The Teranet-National Bank Composite Index declined for the sixth consecutive month in May, with Canadian home prices falling 1.0% on a month-over-month basis, said National Bank of Canada on Wednesday.
This cumulative decline amounts to 4.0% over the past six months and 4.3% over the past year, the bank added, noting the continued decline in prices in May comes amid a context where transaction volumes in the resale market remain depressed relative to their historical average.
But, the bank said, home sales in the resale market have rebounded over the past two months, a recovery that could continue in the coming months thanks to the recent improvement in consumer confidence and the labor market.
Real estate market conditions have also tightened in several regions, although they remain relatively loose for now in Toronto and Vancouver, National Bank noted. "We therefore expect these markets to gradually stabilize over the coming months and may even see price increases by the end of the year," the bank said.
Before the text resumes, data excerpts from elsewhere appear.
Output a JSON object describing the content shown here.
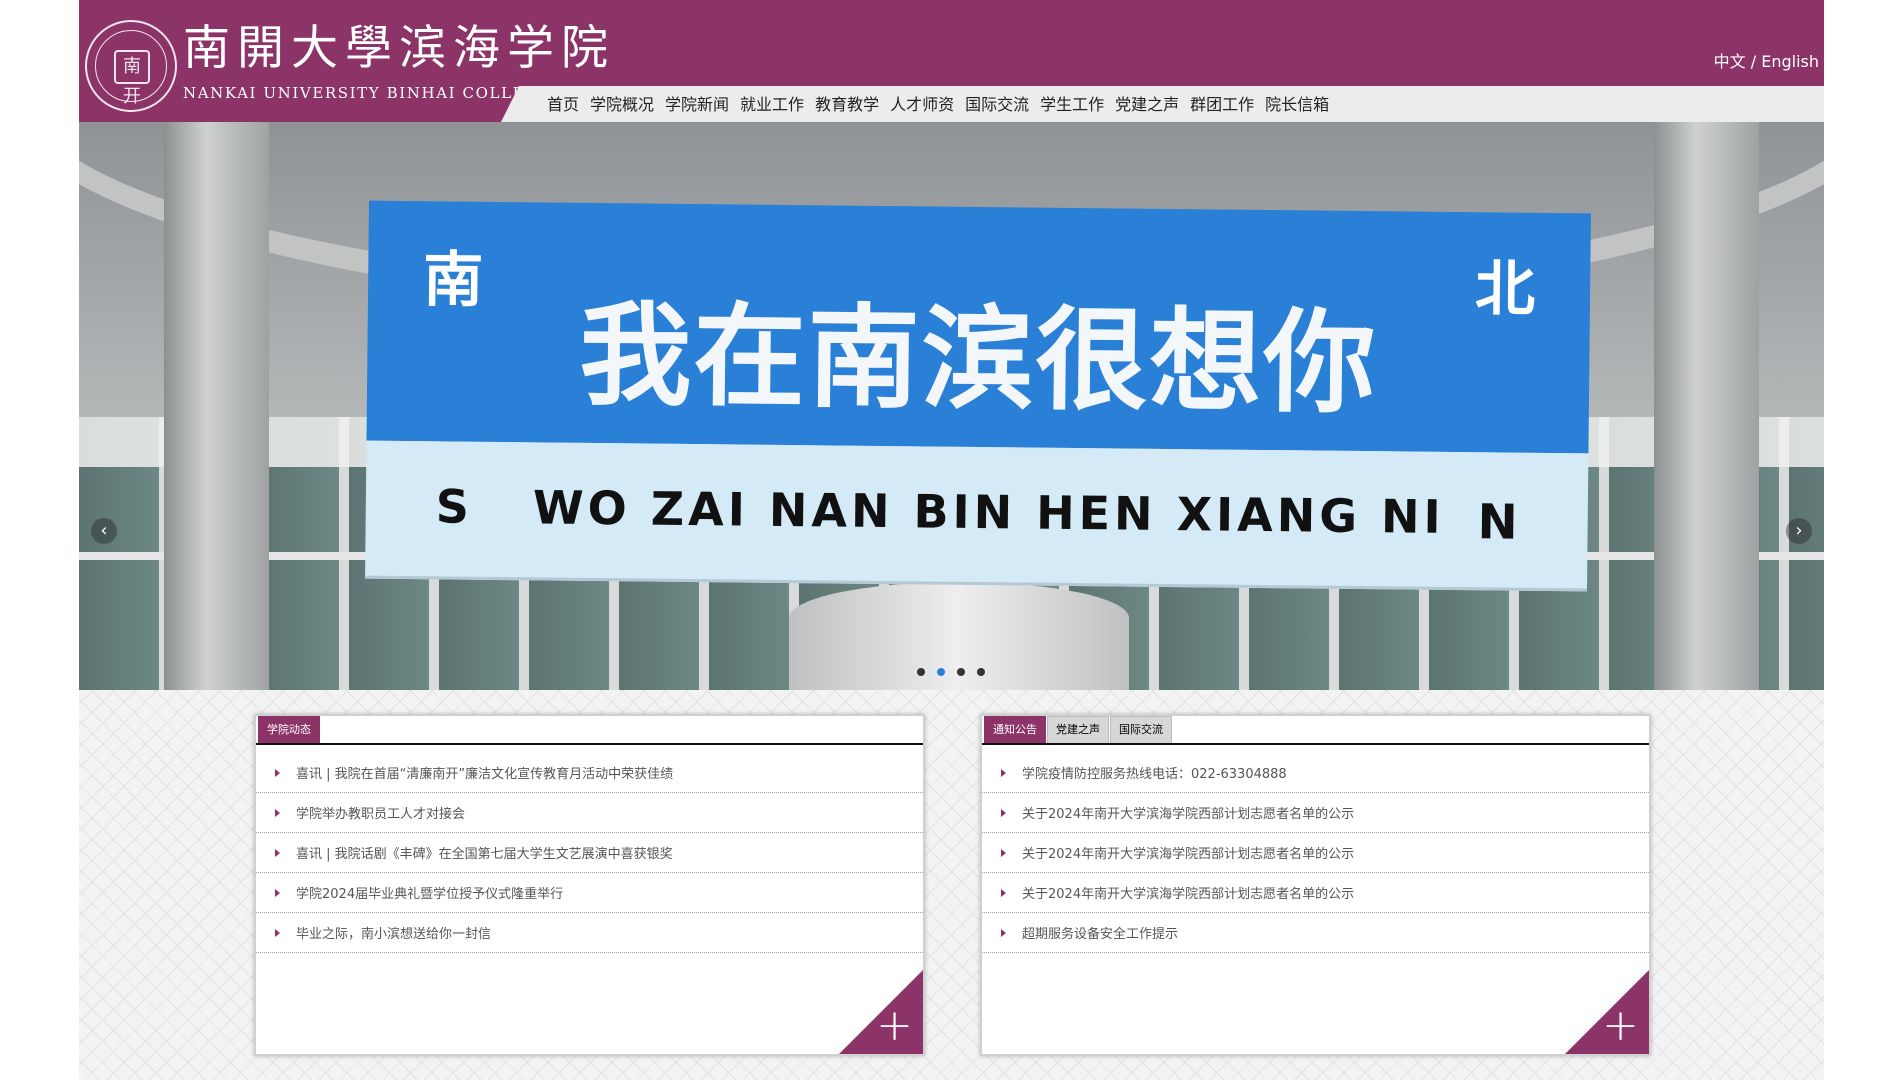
{
  "header": {
    "brand_cn": "南開大學滨海学院",
    "brand_en": "NANKAI UNIVERSITY BINHAI COLLEGE",
    "lang_switch": "中文 / English",
    "logo_glyph": "南开",
    "colors": {
      "primary": "#8c3468",
      "nav_bg": "#ececec"
    }
  },
  "nav": {
    "items": [
      {
        "label": "首页"
      },
      {
        "label": "学院概况"
      },
      {
        "label": "学院新闻"
      },
      {
        "label": "就业工作"
      },
      {
        "label": "教育教学"
      },
      {
        "label": "人才师资"
      },
      {
        "label": "国际交流"
      },
      {
        "label": "学生工作"
      },
      {
        "label": "党建之声"
      },
      {
        "label": "群团工作"
      },
      {
        "label": "院长信箱"
      }
    ]
  },
  "banner": {
    "sign_south": "南",
    "sign_north": "北",
    "sign_main": "我在南滨很想你",
    "sign_pinyin": "S   WO ZAI NAN BIN HEN XIANG NI",
    "sign_n": "N",
    "prev_icon": "‹",
    "next_icon": "›",
    "slides_count": 4,
    "active_slide": 2
  },
  "left_panel": {
    "tabs": [
      {
        "label": "学院动态",
        "active": true
      }
    ],
    "items": [
      "喜讯 | 我院在首届“清廉南开”廉洁文化宣传教育月活动中荣获佳绩",
      "学院举办教职员工人才对接会",
      "喜讯 | 我院话剧《丰碑》在全国第七届大学生文艺展演中喜获银奖",
      "学院2024届毕业典礼暨学位授予仪式隆重举行",
      "毕业之际，南小滨想送给你一封信"
    ],
    "more_icon": "+"
  },
  "right_panel": {
    "tabs": [
      {
        "label": "通知公告",
        "active": true
      },
      {
        "label": "党建之声",
        "active": false
      },
      {
        "label": "国际交流",
        "active": false
      }
    ],
    "items": [
      "学院疫情防控服务热线电话：022-63304888",
      "关于2024年南开大学滨海学院西部计划志愿者名单的公示",
      "关于2024年南开大学滨海学院西部计划志愿者名单的公示",
      "关于2024年南开大学滨海学院西部计划志愿者名单的公示",
      "超期服务设备安全工作提示"
    ],
    "more_icon": "+"
  }
}
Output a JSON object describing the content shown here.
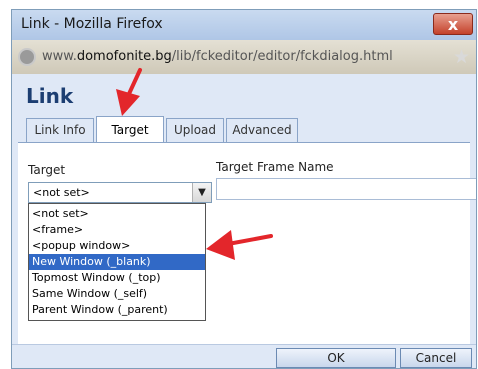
{
  "window": {
    "title": "Link - Mozilla Firefox",
    "close_glyph": "x"
  },
  "address_bar": {
    "url_prefix": "www.",
    "url_host": "domofonite.bg",
    "url_path": "/lib/fckeditor/editor/fckdialog.html"
  },
  "dialog": {
    "title": "Link",
    "tabs": [
      {
        "label": "Link Info",
        "active": false
      },
      {
        "label": "Target",
        "active": true
      },
      {
        "label": "Upload",
        "active": false
      },
      {
        "label": "Advanced",
        "active": false
      }
    ],
    "target_label": "Target",
    "target_selected": "<not set>",
    "dropdown_arrow": "▼",
    "frame_name_label": "Target Frame Name",
    "frame_name_value": "",
    "target_options": [
      "<not set>",
      "<frame>",
      "<popup window>",
      "New Window (_blank)",
      "Topmost Window (_top)",
      "Same Window (_self)",
      "Parent Window (_parent)"
    ],
    "highlighted_option": "New Window (_blank)",
    "ok_label": "OK",
    "cancel_label": "Cancel"
  },
  "colors": {
    "annotation_arrow": "#e3262b",
    "selection_highlight": "#3169c6",
    "dialog_title": "#1c3e72"
  }
}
It turns out, the bank added, that prices in real terms have experienced significant corrections from their 2022 peaks in these two major markets, leading to a notable improvement in affordability. "This improvement in accessibility, which has been pronounced over the past year, could be one of the factors behind the recent rebound in transactions in the resale market."
However, several factors could limit the extent of this recovery and constrain price growth, including demographic decline, fixed mortgage rates that remain high and have risen sharply since February, and uncertainty surrounding the renewal of the USMCA, according to the bank.